A University of Wisconsin professor received a Summer 2021 Research Service Grant Award for her project “Birthing Paradox: Race, Colonization, and Radicalism in US Midwifery.”
The Research Service Grant Program recognizes service contributions of untenured faculty members — especially women and people of color — according to the UW Professional Development website.
The university has offered this grant for over 10 years. One to three are typically awarded each summer, Interim Assistant Vice Provost Tanya Hubanks said.
Annie Menzel, the sole recipient this year, is a professor in UW’s Department of Gender & Women’s Studies.
Her summer project focuses on the contradictory nature of homebirth midwifery in the United States.
“Even though such a small number of people choose homebirth, it’s been incredibly influential in shaping rhetoric and ideas about birth,” Menzel said. “It’s also transformative in the present day as a kind of quietly radical political care … but contemporary homebirth midwifery tends to be disproportionately accessible to white consumers with means.”
On one side of this discussion is the white midwives and homebirth clients who called for the demedicalization of birth during the 1970s, Menzel said. This generation of women was driven by trauma from hospital births which included non-consensual drugging, being tied down to birth tables and having their babies forcibly removed, Menzel said.
Menzel said she believes these women’s experiences of violation gave them tunnel vision regarding reproductive violence at the heart of colonialism and anti-Black racism. While they could access hospitals and were encouraged to reproduce, they were not cognizant of the reproductive violence, sexual violence and forced sterilization being used as a primary weapon against indigenous and Black communities.
“In the eyes of obstetricians and mainstream medical care, they were always valued as the legitimate birthers — married, white, able-bodied women,” Menzel said. “And yet, at the same time, they did really experience some very violent practices that were just routine at the hospital at the time.
Menzel said their trauma should not be ignored, but by positing themselves as the victim of medical dominion, they perpetuated exclusions which became increasingly apparent as homebirth midwifery became more regulated during the 1980s and 90s.
For instance, Menzel examined a phenomenon of tokenizing Black midwives — as sociologist Keisha Goode tracked — and failures to take up the concerns of anti-racism of genocide and dispossession.
Another related paradigm involves inaccessibility for non-white midwives and clients.
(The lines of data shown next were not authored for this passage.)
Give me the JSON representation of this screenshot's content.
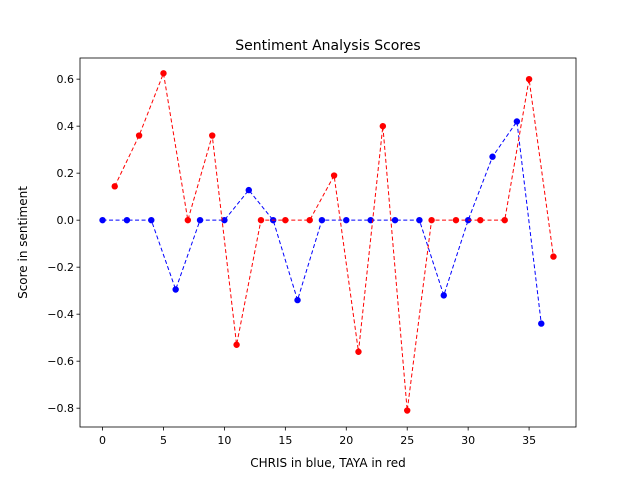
{
  "chart_data": {
    "type": "line",
    "title": "Sentiment Analysis Scores",
    "xlabel": "CHRIS in blue, TAYA in red",
    "ylabel": "Score in sentiment",
    "xlim": [
      -1.85,
      38.85
    ],
    "ylim": [
      -0.88,
      0.69
    ],
    "grid": false,
    "x_ticks": [
      0,
      5,
      10,
      15,
      20,
      25,
      30,
      35
    ],
    "x_tick_labels": [
      "0",
      "5",
      "10",
      "15",
      "20",
      "25",
      "30",
      "35"
    ],
    "y_ticks": [
      -0.8,
      -0.6,
      -0.4,
      -0.2,
      0.0,
      0.2,
      0.4,
      0.6
    ],
    "y_tick_labels": [
      "−0.8",
      "−0.6",
      "−0.4",
      "−0.2",
      "0.0",
      "0.2",
      "0.4",
      "0.6"
    ],
    "series": [
      {
        "color": "#0000ff",
        "x": [
          0,
          2,
          4,
          6,
          8,
          10,
          12,
          14,
          16,
          18,
          20,
          22,
          24,
          26,
          28,
          30,
          32,
          34,
          36
        ],
        "values": [
          0.0,
          0.0,
          0.0,
          -0.295,
          0.0,
          0.0,
          0.128,
          0.0,
          -0.34,
          0.0,
          0.0,
          0.0,
          0.0,
          0.0,
          -0.32,
          0.0,
          0.27,
          0.42,
          -0.44
        ]
      },
      {
        "color": "#ff0000",
        "x": [
          1,
          3,
          5,
          7,
          9,
          11,
          13,
          15,
          17,
          19,
          21,
          23,
          25,
          27,
          29,
          31,
          33,
          35,
          37
        ],
        "values": [
          0.144,
          0.36,
          0.625,
          0.0,
          0.36,
          -0.53,
          0.0,
          0.0,
          0.0,
          0.19,
          -0.56,
          0.4,
          -0.81,
          0.0,
          0.0,
          0.0,
          0.0,
          0.6,
          -0.155
        ]
      }
    ]
  }
}
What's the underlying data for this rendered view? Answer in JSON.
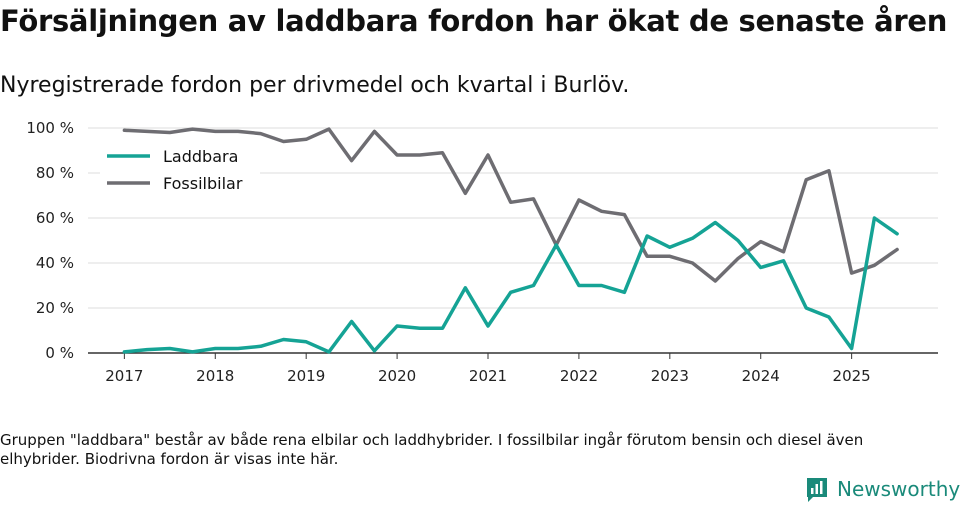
{
  "title": "Försäljningen av laddbara fordon har ökat de senaste åren",
  "subtitle": "Nyregistrerade fordon per drivmedel och kvartal i Burlöv.",
  "note": "Gruppen \"laddbara\" består av både rena elbilar och laddhybrider. I fossilbilar ingår förutom bensin och diesel även elhybrider. Biodrivna fordon är visas inte här.",
  "logo": {
    "text": "Newsworthy",
    "icon": "bar-chart-logo-icon"
  },
  "colors": {
    "laddbara": "#15a395",
    "fossilbilar": "#6e6d72",
    "grid": "#dddddd",
    "axis": "#333333"
  },
  "chart_data": {
    "type": "line",
    "title": "",
    "xlabel": "",
    "ylabel": "",
    "ylim": [
      0,
      100
    ],
    "yticks": [
      0,
      20,
      40,
      60,
      80,
      100
    ],
    "ytick_labels": [
      "0 %",
      "20 %",
      "40 %",
      "60 %",
      "80 %",
      "100 %"
    ],
    "xticks": [
      2017,
      2018,
      2019,
      2020,
      2021,
      2022,
      2023,
      2024,
      2025
    ],
    "xtick_labels": [
      "2017",
      "2018",
      "2019",
      "2020",
      "2021",
      "2022",
      "2023",
      "2024",
      "2025"
    ],
    "x": [
      2017.0,
      2017.25,
      2017.5,
      2017.75,
      2018.0,
      2018.25,
      2018.5,
      2018.75,
      2019.0,
      2019.25,
      2019.5,
      2019.75,
      2020.0,
      2020.25,
      2020.5,
      2020.75,
      2021.0,
      2021.25,
      2021.5,
      2021.75,
      2022.0,
      2022.25,
      2022.5,
      2022.75,
      2023.0,
      2023.25,
      2023.5,
      2023.75,
      2024.0,
      2024.25,
      2024.5,
      2024.75,
      2025.0,
      2025.25,
      2025.5
    ],
    "series": [
      {
        "name": "Laddbara",
        "values": [
          0.5,
          1.5,
          2,
          0.5,
          2,
          2,
          3,
          6,
          5,
          0.5,
          14,
          1,
          12,
          11,
          11,
          29,
          12,
          27,
          30,
          48,
          30,
          30,
          27,
          52,
          47,
          51,
          58,
          50,
          38,
          41,
          20,
          16,
          2,
          60,
          53
        ]
      },
      {
        "name": "Fossilbilar",
        "values": [
          99,
          98.5,
          98,
          99.5,
          98.5,
          98.5,
          97.5,
          94,
          95,
          99.5,
          85.5,
          98.5,
          88,
          88,
          89,
          71,
          88,
          67,
          68.5,
          48,
          68,
          63,
          61.5,
          43,
          43,
          40,
          32,
          42,
          49.5,
          45,
          77,
          81,
          35.5,
          39,
          46
        ]
      }
    ],
    "legend": "top-left"
  }
}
Menzel said many forms of insurance do not cover homebirths and in most states they are not reimbursed by Medicaid. The legality and regulation of homebirths also differs from state to state, Menzel said.
“Because it’s all on a state-by-state basis what midwives are called and how they’re regulated, that is actually also a big reason why it remains inaccessible,” Menzel said. “At this point, in a majority of cases, if you want a homebirth, you have to be able to pay all or a big chunk of it out of pocket.”
Menzel said the project also looks at the breadth of countercultures within the movement to reclaim birth in the 1970s. Specifically, it will focus on the tension between founding constituencies like conservative Christian communities and lesbian midwives, according to Menzel.
Menzel said she is also interested in looking at ways to push past home birth midwifery’s structural barriers in order to clear a path for just and patient-centered care accessible to all.
“It really concerns me that that’s the case even within midwifery which does offer a really beautiful model but again is hampered by these exclusions still being perpetuated even with this potentially transformative model of care,” Menzel said.
Menzel said she focused her work on the paradoxes she observed for many years. Since training as a midwife and living in these contradictions, Menzel said she continues to read about and speak with the midwifery community.
For example, Menzel said she looks to many reproductive justice visionaries including Madison’s Harambee Village doulas, Milwaukee’s Maroon Calabash and Tehmina Islam of Access Midwifery to hear their perspectives regarding the ways and means through which white midwifery continues to put barriers in the paths of aspiring midwives of color.
She said she also hopes to highlight the work and perspective of the Wiiji-Nitaawiginaawasojig Indigenous Birth Services in Northern Wisconsin.
“Birthing Paradox: Race, Colonization, and Radicalism in US Midwifery” will continue the conversation with birth communities about these exclusions, Menzel said.
“I feel like this project for me is a big collaborative attempt to … pull the parts of midwifery that are not aligned with life force into alignment in the service of shifting toward a world where everyone gets the care that they need,” Menzel said. “Obviously my project can’t do all that but I want to be a tiny part of the work that’s going on toward that.”